Our work with the company also addressed the opportunities to reduce machine setup times that were identified during the due diligence process. Changeover times, uptime and other metrics quickly improved, meeting our original projections. About midway through the management system implementation, another acquisition opportunity arose. 

Solution: TBM's operational due diligence process validated leadership capabilities and quantified the improvement potential for multiple acquisitions. In addition, we helped implement a daily management system, reduce set-up times, and revamp maintenance practices.

Once again, our private equity client called on TBM’s expertise to perform the operational due diligence on the potential investment, which would be integrated into the first company, nearly doubling its annual sales. Specifically, they asked us to validate the strength of the target company’s relationship with its primary customer, prioritize potential cost improvements, and evaluate the overall effectiveness and growth potential of the leadership team.  

While not as well-run as the first acquisition—the owner had maintained a long-distance management approach for years—the target was a solid performer and had established a good foundation on which to grow. Still, there were many opportunities to improve. Financially speaking, significant gains could be realized by reducing direct labor (through attrition) and the associated cost savings.  

There were opportunities to improve efficiency and equipment utilization as well. For example, job-to-job setup times ranged from two to eight hours. These times were not tracked, and were probably understated. A systematic setup reduction program with some minor equipment investments could reduce these setup times by 50-60%. In combination with a visual management system and better maintenance practices, we estimated that machine downtime could easily be cut in half, which would open up capacity.

The biggest concern emerging from the due diligence was the cultural fit of this acquisition, and how quickly it could be integrated. We recognized this potential pitfall based on our understanding of the deal thesis and direct experience with senior business leaders. 
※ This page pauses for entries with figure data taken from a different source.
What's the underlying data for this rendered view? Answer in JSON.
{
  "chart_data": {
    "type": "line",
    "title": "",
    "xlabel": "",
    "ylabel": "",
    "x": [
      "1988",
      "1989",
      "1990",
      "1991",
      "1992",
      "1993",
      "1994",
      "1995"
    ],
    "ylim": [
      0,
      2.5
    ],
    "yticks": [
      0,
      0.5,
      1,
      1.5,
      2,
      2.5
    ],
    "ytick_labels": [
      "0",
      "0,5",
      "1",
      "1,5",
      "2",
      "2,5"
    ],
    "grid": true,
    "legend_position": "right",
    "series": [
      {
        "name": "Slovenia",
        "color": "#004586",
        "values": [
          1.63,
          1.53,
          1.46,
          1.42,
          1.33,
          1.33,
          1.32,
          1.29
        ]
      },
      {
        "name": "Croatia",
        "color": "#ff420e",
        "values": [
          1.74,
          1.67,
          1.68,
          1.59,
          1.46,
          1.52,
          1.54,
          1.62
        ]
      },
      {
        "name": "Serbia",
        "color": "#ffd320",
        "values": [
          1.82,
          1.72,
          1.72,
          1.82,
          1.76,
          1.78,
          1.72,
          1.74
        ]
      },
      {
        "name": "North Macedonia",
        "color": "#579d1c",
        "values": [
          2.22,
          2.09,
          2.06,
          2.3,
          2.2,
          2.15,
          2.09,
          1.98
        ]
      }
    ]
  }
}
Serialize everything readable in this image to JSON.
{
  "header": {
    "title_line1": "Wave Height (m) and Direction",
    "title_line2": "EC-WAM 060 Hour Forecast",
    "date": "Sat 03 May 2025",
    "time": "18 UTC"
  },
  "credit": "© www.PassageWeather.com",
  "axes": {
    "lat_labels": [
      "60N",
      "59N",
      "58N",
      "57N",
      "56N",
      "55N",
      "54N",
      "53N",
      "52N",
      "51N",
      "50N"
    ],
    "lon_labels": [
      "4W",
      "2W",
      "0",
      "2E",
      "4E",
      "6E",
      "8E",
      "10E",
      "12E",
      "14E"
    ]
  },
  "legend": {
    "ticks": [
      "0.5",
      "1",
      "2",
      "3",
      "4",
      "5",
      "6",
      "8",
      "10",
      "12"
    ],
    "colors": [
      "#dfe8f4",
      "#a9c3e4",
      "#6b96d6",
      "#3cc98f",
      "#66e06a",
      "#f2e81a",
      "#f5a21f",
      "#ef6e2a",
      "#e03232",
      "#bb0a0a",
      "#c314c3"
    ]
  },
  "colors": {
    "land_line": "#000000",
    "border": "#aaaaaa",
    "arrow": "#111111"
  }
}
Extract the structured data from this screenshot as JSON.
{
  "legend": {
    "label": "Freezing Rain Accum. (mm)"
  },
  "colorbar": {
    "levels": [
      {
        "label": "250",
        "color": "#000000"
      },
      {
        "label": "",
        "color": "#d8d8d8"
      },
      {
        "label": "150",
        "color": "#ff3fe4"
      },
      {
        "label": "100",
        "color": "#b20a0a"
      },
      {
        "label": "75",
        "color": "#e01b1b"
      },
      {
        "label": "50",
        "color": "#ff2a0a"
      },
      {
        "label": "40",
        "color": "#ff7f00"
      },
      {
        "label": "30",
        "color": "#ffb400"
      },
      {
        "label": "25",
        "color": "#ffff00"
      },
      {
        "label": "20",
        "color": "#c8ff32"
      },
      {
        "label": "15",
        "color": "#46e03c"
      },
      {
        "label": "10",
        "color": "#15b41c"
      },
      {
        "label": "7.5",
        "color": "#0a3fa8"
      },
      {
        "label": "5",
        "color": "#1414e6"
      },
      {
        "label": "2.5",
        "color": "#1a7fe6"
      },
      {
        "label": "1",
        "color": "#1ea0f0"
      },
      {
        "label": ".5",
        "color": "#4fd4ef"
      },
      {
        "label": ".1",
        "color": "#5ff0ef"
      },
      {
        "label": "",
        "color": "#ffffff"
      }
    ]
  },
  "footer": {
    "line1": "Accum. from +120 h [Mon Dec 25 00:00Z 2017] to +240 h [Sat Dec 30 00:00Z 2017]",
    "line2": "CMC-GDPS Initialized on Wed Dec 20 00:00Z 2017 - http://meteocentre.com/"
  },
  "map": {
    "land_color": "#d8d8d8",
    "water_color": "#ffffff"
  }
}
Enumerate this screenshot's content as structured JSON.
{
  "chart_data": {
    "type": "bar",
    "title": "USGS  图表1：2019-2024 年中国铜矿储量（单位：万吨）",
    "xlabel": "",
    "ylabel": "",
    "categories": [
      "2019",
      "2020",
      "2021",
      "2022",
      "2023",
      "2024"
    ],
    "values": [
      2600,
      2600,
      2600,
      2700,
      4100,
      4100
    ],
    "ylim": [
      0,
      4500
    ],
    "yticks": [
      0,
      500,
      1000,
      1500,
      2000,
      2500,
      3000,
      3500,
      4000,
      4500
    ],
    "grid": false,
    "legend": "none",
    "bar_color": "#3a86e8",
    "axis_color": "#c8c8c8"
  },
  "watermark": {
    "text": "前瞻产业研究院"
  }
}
The second acquisition’s management team, while highly experienced, was used to working for a hands-off owner. That would not be the case under the new leadership structure, which would demand accountability and steady business improvements. Future management conflicts could undermine performance and weaken the company’s relationship with its primary customer.

Our final assessment of the company was favorable. According to our estimates, operating profit could be improved from around 12% to upwards of 19%, or by more than $11 million. 

Results: The company achieved the targeted improvements and an increase in EBITDA identified during the due diligence process.  This strengthened our credibility and client relationship, leading to similar engagement on subsequent acquisitions.

Our private equity client completed the second acquisition several months after the due diligence. TBM was then asked to help implement some of the recommended changes. Those implementations are still in the early to middle stages. We have encountered the anticipated difficulties, and tackled them accordingly. 

There were several advantages to TBM’s involvement throughout the lifecycle of these private equity investments. We quickly recognized the cultural disconnects and consolidation opportunities. When the deals were finalized, not much time was required to step in and begin to work with operational leaders on the targeted changes. 

Working together over the years on these engagements has generated a great deal of trust and openness. We clearly understand our client’s objectives, and give them our unfiltered assessment of what is actually possible, and they believe it because we’ve consistently delivered. 

In this example, when we did end up encountering cultural resistance to the proposed changes—because it had been anticipated, and the value had been clearly communicated—the CEO stepped in personally to make sure the improvements were made. 

Identifying the potential, then helping realizing it. Doing what you say you’re going to do. Delivering when you say you’re going to deliver. It doesn’t get any more fundamental—and effective—than that.